Eiko Otake and Wen Hui

Eiko Otake


Born and raised in Japan and a resident of New York since 1976, Eiko Otake is a movement-based, interdisciplinary artist. She worked for more than 40 years as Eiko & Koma but since 2014 has been performing her own solo project A Body in Places.

After studying with Kazuo Ohno and Tatsumi Hijikata in Japan and Manja Chmiel in Germany, Eiko & Koma relocated to America and went on to create 46 interdisciplinary performance works, two career exhibitions, and numerous media works. Always performing their own choreography, Eiko & Koma usually designed and handcrafted all aspects of their works including sets, costumes, and sound. They presented their works in theaters, universities, museums, galleries, outdoor sites, and festivals worldwide, including many appearances at the American Dance Festival and the Walker Art Center and five seasons at BAM’s Next Wave Festival. Durational performance works they call living installations were commissioned by the Whitney Museum, the Walker Art Center, and MoMA. The Walker Art Center published a comprehensive monograph of their works, Eiko & Koma: Time is Not Even, Space is Not Empty, as a part of their Retrospective Project (2009 to 2012), which included new performance works, restaging of old works, media works, installations, museum exhibitions, film showings, panels, and lectures. Eiko & Koma were honored with the first United States Artists Fellowship (2006). They are the first collaborative pair to share a MacArthur Fellowship (1996) and the first Asian choreographers to receive the Samuel H. Scripps American Dance Festival Award (2004) and the Dance Magazine Award (2006). They were individually honored by the Guggenheim Fellowship (1984) and the first Doris Duke Artist Awards (2012).

Eiko’s solo project began with a 12-hour performance at 30th Street Station in Philadelphia. Since then, Eiko has performed variations of the project at over 40 sites. Performing as a soloist, Eiko willfully partners with the particularities of places and viewers. In spring 2016, she was the subject of the 10th annual Danspace Project Platform, titled A Body in Places. This month-long curated program included daily solos, weekly installations, a film series, a book club, discussions, group solo shows, Talking Duets, and a 24-hour photo exhibition of A Body in Fukushima. These activities brought her a Bessie Special Citation (2016), an Art Matters fellowship (2015), the Anonymous Was a Woman Award (2016), and the Sam Miller Award for Performing Arts (2020).

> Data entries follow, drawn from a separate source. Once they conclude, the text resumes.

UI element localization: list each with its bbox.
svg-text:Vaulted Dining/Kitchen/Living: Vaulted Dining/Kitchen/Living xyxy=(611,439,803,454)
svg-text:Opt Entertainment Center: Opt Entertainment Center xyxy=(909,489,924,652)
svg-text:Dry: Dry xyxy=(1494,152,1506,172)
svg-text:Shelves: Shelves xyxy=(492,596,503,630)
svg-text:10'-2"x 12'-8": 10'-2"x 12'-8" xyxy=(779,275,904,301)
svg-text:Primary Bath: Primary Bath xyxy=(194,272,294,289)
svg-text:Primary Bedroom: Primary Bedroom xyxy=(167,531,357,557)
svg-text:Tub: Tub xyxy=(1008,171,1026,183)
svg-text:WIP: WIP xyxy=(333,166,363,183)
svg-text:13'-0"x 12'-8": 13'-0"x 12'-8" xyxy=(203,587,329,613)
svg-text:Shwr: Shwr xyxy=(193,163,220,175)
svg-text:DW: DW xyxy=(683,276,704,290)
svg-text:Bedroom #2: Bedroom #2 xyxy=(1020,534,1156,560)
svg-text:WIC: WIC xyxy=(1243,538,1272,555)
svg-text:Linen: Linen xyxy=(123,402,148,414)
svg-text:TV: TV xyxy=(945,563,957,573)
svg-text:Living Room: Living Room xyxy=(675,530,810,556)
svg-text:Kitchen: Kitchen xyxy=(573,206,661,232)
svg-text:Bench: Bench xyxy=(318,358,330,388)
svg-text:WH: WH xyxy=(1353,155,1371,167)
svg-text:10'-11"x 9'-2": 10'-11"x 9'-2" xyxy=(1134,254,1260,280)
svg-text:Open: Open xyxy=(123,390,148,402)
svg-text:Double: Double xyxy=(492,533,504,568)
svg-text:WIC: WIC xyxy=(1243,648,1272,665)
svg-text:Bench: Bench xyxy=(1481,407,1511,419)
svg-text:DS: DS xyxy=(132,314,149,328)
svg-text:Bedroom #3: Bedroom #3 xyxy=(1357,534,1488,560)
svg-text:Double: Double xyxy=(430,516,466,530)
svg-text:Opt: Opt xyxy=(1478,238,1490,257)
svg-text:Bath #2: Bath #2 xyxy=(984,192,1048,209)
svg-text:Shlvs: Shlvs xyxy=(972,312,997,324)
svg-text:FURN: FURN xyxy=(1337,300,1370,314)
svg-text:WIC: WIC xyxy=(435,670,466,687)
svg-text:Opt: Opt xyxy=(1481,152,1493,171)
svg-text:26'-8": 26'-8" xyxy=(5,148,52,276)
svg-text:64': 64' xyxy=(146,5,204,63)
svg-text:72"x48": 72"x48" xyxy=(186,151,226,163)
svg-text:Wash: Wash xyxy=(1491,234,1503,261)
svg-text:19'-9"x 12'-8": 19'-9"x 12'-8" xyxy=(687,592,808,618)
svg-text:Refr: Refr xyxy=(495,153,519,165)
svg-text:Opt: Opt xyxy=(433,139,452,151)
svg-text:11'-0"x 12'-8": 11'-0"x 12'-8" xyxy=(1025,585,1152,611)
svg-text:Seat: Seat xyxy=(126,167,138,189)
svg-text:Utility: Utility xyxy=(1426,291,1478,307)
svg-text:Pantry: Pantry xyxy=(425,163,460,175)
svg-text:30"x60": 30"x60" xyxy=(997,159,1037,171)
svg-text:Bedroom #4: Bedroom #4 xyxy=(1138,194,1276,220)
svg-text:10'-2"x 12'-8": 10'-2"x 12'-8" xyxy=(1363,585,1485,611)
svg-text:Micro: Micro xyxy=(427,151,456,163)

Since 2014, Eiko has collaborated with photographer and historian William Johnston, visiting post-nuclear meltdown Fukushima several times to create photo exhibitions, A Body in Fukushima, which have been presented in many cities where she has toured. In 2017, co-presented by Performa 2017 and Met Live Arts, Eiko performed all day at the three Met buildings: the Cloisters, the Breuer, and the main building on Fifth Avenue. For this work, Eiko created a seven-hour video from the haunting images of herself dancing in irradiated Fukushima.

In 2017, Eiko inaugurated The Duet Project, an open-ended series of cross-disciplinary, cross-cultural, and cross generational experiments with a radical diversity of fellow artists both living and dead.

Wen Hui


A choreographer and dancer, Wen Hui also makes documentary films and installations. She is one of the pioneers of Chinese contemporary dance theatre. Wen Hui graduated from Beijing Dance Academy in 1989 with a degree in Choreography. In 1994, she studied modern dance in New York. From 1997 to 1998, she received a scholarship from Asian Cultural Council to further her study of modern dance and theatre making in New York. In 1994, she formed Living Dance Studio with Wu Wenguang in Beijing, and has participated in curating and organizing numerous arts projects. For twenty years, Wen Hui has insisted in using theatre as an intervention in the society. Since 2008, she began to research the ways body form the archive of personal social documentation, using personal means to experiment how bodily memory catalyzes collision between history and reality.

Living Dance Studio is an independent non-profit contemporary dance creative collective. Since 1994 till now, the company has been active at the cutting-edge of Chinese contemporary art as well as the most probing stages and festivals internationally. They have presented their works in over seventy cities in thirty countries, winning international high appraisals.

French magazine Télescope describes Wen Hui as “a pioneer of dance…a miracle.”. In 2019, Wen Hui participated in the dual solo exhibition Yvonne Rainer and Wen Hui: Dance Only Exists When It Is Performed at the Beijing Inside-out Art Museum. In 2015 Wen Hui’s work Dancing with Third Grandmother and Dancing with Farmer workers was presented at the Venice Biennale in Italy. In 2004, Report on Body by Living Dance Studio won the “ZKB Patronage Prize” in Zürcher Theater Spektakel. In 2005, Wen Hui and Wu Wenguang established Caochangdi Workstation and co-curated the first “Cross-arts” International Dance Festival in Beijing. In the same year, they initiated European Artists Exchange Project and Young Choreographers Project.

Wen Hui is the winner of the Goethe Medal in 2021.